The turn uses a movement in which the strongly pointed toe of the lifted and extended leg sharply lowers to hit the floor then immediately rebounds upward. This quick and accurate movement requires a corresponding musical technique in the ballet class music to maximize the performance of the dancers.
The music will be a strict 2/4 or 3/4 meter with a quick tempo and a sharp and slightly exaggerated punch on the downbeat that corresponds to the step onto the straight leg. The pianist needs to create a rhythmic left hand pattern that is metronomic and a sparkly right hand activity with very accurately played smaller note values that always make it clear when the beats are coming by smart use of the chord progression. The music needs to be “dancie” and easy to follow and if someone were watching the class they should be tapping their foot in time because they can’t help it.

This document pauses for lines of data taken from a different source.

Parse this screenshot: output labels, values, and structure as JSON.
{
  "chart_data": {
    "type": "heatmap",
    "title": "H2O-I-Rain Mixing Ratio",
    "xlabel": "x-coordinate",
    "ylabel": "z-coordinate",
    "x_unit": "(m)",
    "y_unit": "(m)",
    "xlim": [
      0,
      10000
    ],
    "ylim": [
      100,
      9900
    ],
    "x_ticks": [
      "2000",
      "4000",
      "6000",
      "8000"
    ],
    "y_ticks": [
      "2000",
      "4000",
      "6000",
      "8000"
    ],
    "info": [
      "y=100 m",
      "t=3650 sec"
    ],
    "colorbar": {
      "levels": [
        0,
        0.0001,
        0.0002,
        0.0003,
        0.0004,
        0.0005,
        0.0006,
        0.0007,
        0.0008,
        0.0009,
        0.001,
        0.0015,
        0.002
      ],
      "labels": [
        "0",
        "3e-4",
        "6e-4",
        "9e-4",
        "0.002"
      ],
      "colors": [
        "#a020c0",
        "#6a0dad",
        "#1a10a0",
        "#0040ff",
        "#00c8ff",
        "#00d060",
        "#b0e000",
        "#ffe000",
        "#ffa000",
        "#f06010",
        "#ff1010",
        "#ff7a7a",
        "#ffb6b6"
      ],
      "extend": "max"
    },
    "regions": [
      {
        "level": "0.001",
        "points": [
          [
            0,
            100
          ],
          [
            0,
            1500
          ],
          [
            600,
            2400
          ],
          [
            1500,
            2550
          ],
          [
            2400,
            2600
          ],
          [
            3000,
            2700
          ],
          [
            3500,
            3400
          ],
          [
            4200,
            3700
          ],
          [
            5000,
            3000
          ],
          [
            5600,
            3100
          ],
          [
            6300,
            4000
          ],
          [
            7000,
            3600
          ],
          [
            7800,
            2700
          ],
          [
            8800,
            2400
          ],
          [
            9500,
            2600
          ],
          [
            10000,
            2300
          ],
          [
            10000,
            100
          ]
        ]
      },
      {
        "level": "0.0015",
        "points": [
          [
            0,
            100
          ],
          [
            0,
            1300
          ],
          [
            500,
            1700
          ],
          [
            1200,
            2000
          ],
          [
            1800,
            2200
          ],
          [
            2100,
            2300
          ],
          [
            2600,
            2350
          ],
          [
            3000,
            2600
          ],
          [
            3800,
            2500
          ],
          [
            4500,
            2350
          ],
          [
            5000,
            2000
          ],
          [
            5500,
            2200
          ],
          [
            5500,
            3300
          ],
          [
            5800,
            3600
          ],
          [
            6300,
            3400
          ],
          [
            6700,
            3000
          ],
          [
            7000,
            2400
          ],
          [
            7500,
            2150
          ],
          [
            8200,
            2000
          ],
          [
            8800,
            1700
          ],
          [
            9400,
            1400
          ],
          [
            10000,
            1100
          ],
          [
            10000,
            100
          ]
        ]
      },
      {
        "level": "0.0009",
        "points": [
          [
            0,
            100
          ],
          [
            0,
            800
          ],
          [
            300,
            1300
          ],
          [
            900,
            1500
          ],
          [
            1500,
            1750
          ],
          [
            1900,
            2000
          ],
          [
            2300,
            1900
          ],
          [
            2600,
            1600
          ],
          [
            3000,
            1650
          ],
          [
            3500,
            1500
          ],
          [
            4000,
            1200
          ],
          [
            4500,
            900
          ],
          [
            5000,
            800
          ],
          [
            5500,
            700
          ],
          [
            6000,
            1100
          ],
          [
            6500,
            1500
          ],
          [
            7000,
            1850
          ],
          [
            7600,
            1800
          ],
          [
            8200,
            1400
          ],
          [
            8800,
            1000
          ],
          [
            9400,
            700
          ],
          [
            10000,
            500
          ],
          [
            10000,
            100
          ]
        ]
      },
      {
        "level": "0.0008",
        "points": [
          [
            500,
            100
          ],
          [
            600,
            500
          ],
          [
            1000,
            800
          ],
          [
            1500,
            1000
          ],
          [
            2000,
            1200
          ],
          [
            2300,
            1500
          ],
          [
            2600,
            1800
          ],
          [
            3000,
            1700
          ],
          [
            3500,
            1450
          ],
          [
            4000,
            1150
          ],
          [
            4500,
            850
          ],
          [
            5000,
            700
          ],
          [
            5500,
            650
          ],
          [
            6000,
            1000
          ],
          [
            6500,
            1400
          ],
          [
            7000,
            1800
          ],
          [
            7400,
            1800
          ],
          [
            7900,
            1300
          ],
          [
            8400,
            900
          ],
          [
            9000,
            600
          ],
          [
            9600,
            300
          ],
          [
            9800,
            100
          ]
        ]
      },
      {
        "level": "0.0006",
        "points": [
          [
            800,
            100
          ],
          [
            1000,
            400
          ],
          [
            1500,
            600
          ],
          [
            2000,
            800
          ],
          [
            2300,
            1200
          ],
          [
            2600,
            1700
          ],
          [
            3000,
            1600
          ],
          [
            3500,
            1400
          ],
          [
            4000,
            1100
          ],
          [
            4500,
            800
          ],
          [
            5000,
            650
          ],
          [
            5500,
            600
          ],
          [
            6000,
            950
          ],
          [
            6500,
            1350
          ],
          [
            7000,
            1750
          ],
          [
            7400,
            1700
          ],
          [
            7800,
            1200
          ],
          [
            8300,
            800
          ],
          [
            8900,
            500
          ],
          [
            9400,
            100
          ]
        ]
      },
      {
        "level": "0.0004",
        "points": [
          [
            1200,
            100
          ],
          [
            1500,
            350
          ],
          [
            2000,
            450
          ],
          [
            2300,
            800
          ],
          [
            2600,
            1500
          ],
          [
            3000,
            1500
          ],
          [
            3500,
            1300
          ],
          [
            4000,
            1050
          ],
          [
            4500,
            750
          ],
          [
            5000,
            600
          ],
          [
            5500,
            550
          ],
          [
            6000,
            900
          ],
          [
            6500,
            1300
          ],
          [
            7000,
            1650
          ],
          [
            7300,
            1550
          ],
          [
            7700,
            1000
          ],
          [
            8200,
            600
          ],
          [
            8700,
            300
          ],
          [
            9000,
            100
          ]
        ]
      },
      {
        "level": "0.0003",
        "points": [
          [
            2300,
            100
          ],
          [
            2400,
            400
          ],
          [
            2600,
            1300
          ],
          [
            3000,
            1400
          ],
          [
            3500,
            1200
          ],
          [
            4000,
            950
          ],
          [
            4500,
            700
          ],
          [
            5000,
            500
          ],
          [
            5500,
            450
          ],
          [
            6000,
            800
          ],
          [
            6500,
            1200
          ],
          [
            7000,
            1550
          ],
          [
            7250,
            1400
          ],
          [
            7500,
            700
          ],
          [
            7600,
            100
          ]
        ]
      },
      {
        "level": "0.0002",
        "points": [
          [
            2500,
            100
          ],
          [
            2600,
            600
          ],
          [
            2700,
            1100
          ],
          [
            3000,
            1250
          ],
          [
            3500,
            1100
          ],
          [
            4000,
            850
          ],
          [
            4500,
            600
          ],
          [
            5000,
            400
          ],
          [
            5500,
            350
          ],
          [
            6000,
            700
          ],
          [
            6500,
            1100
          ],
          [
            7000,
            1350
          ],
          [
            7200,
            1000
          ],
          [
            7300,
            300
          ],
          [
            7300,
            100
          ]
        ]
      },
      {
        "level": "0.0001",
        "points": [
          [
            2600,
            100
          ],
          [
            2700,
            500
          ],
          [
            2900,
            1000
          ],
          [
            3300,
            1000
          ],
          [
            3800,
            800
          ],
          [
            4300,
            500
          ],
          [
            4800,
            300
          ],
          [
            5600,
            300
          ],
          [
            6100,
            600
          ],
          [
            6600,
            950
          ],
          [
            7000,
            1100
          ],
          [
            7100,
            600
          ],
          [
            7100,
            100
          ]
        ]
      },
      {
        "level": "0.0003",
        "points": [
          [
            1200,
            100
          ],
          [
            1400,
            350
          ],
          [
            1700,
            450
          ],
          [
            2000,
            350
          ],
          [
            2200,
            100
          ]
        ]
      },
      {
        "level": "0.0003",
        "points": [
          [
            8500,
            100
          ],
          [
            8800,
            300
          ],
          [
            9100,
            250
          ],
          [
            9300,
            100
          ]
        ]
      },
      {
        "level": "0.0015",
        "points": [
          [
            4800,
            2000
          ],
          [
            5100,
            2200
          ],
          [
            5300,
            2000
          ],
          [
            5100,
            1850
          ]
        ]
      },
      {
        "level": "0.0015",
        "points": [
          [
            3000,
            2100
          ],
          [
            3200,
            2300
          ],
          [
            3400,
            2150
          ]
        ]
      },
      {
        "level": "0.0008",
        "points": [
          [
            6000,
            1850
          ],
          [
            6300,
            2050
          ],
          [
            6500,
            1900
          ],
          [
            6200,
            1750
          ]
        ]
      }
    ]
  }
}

Though it appears when you watch pique turns that the dancers are doing a full 360 degree rotation, technically they aren’t. The rotation is actually between a half and three-quarter turn beginning when the working leg makes contact with the floor and ending when the working leg is replaced by the other leg in coupe. This partial rotation is extremely important because this keeps the dancers from spinning off the line of travel and allows them to recover from the rotation and stay on the diagonal.